Best of all, it’s one of those 13×9-inch recipes that are easy to whip together and ideal for sharing. Bring a tray to a church potluck, serve at room temperature with plastic spoons for a picnic or serve fresh from the oven after dinner. You can even eat it straight from the fridge for a midnight snack.

Ingredients for Blueberry Bread Pudding

Pudding

  • Heavy whipping cream: This bread pudding is titled “over-the-top” for a reason: the bread cubes soak in heavy cream for a flavorful, decadent dessert. (See the variations section below for a lighter version.)
  • Eggs: Eggs enrich the cream and make a custard-like blueberry pudding bread.
  • Sugar: We use plain granulated sugar here since it pairs better with the white baking chips than brown sugar would.
  • Vanilla extract: A dash of vanilla draws out the sweetness of the berries.
  • Blueberries: Fresh blueberries show off the complex flavor of this sweet and slightly sour berry. You can also use frozen berries. If you do, use them without thawing to avoid discoloring the batter.
  • White baking chips: Sweet, mild white chocolate chips let the blueberry flavor shine. You can reduce the quantity of chips for a less-sweet pudding.
  • French bread: Cut a loaf of French bread into cubes.
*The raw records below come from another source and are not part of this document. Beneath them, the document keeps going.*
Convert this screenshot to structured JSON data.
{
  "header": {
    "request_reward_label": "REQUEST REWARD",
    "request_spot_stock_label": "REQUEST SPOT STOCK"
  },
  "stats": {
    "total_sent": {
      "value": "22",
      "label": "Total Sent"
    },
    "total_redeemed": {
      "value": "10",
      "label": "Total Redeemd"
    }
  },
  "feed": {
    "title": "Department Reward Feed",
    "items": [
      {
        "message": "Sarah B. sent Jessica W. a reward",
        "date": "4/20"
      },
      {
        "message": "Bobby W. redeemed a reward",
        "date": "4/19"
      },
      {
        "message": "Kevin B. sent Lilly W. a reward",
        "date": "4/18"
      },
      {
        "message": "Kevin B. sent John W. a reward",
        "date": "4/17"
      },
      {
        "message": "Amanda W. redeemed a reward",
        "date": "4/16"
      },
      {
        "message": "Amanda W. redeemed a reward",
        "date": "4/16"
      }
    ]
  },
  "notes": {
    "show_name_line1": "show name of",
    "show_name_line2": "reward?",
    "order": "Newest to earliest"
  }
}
Remove the crusts if they’re especially hard or if you want a very smooth pudding. It’s best to use stale bread; the dry crumb will absorb more cream.

Sauce

  • White baking chips: These chips melt easily, making a creamy, sweet sauce.
  • Heavy whipping cream: More whipping cream thins the melted chips and makes the sauce pourable.

Directions

Step 1: Prep the batter

Preheat the oven to 350°F. In a large bowl, stir or whisk together the eggs, cream, sugar and vanilla until a smooth batter forms. Stir in the blueberries and baking chips.

Step 2: Add the bread

Gently stir in the bread cubes. Let the mixture stand until the bread softens, about 15 minutes.

Step 3: Bake

Transfer to a greased 13×9-inch baking dish. Bake, uncovered, until a knife inserted in the center of the pudding comes out clean, 50 to 60 minutes. Let stand for five minutes before serving.

Step 4: Make the sauce

For the sauce, place the baking chips in a small heatproof bowl. In a small saucepan, bring the cream just to a boil. Remove from heat immediately and pour over the baking chips. Whisk until smooth. Pour the sauce over the blueberry bread pudding, drizzling into an abstract pattern. Serve the bread pudding warm.

Editor’s Tip: Be careful not to overcook the cream, which can make it curdle.

Recipe Variations

  • Experiment with the bread: Plain white bread tastes great here. Think French bread, baguettes or even sandwich bread. You can also get fancy with chopped croissants or biscuits. Use gluten-free bread to accommodate any dietary restrictions. If you’re using a heavier bread, like a peasant loaf, remove the thick crusts before cubing the bread, and allow the pudding to soak overnight before baking.
  • Change up the mix-ins: Most berries taste delicious with white chocolate. Try raspberries, sliced strawberries, blackberries or a variety. Or, go wild with chopped apples, walnuts and raisins or sliced bananas and chocolate chips. You can’t really go wrong with bread pudding recipes!
  • Add nuts: Scatter chopped walnuts, pecans or slivered almonds over the top of the pudding for some crunch.
  • Add a dash of spice: A shake of cinnamon would make for an extra cozy bread pudding.
  • Serve with a different sauce: Lots of dessert sauces would be tasty here. Salted caramel would add another flavor, while bright lemon curd would complement the blueberries.
  • Lighten it up: The cream in this recipe is very rich. You may substitute half-and-half, or use half cream and half milk (whole, 2% or skim).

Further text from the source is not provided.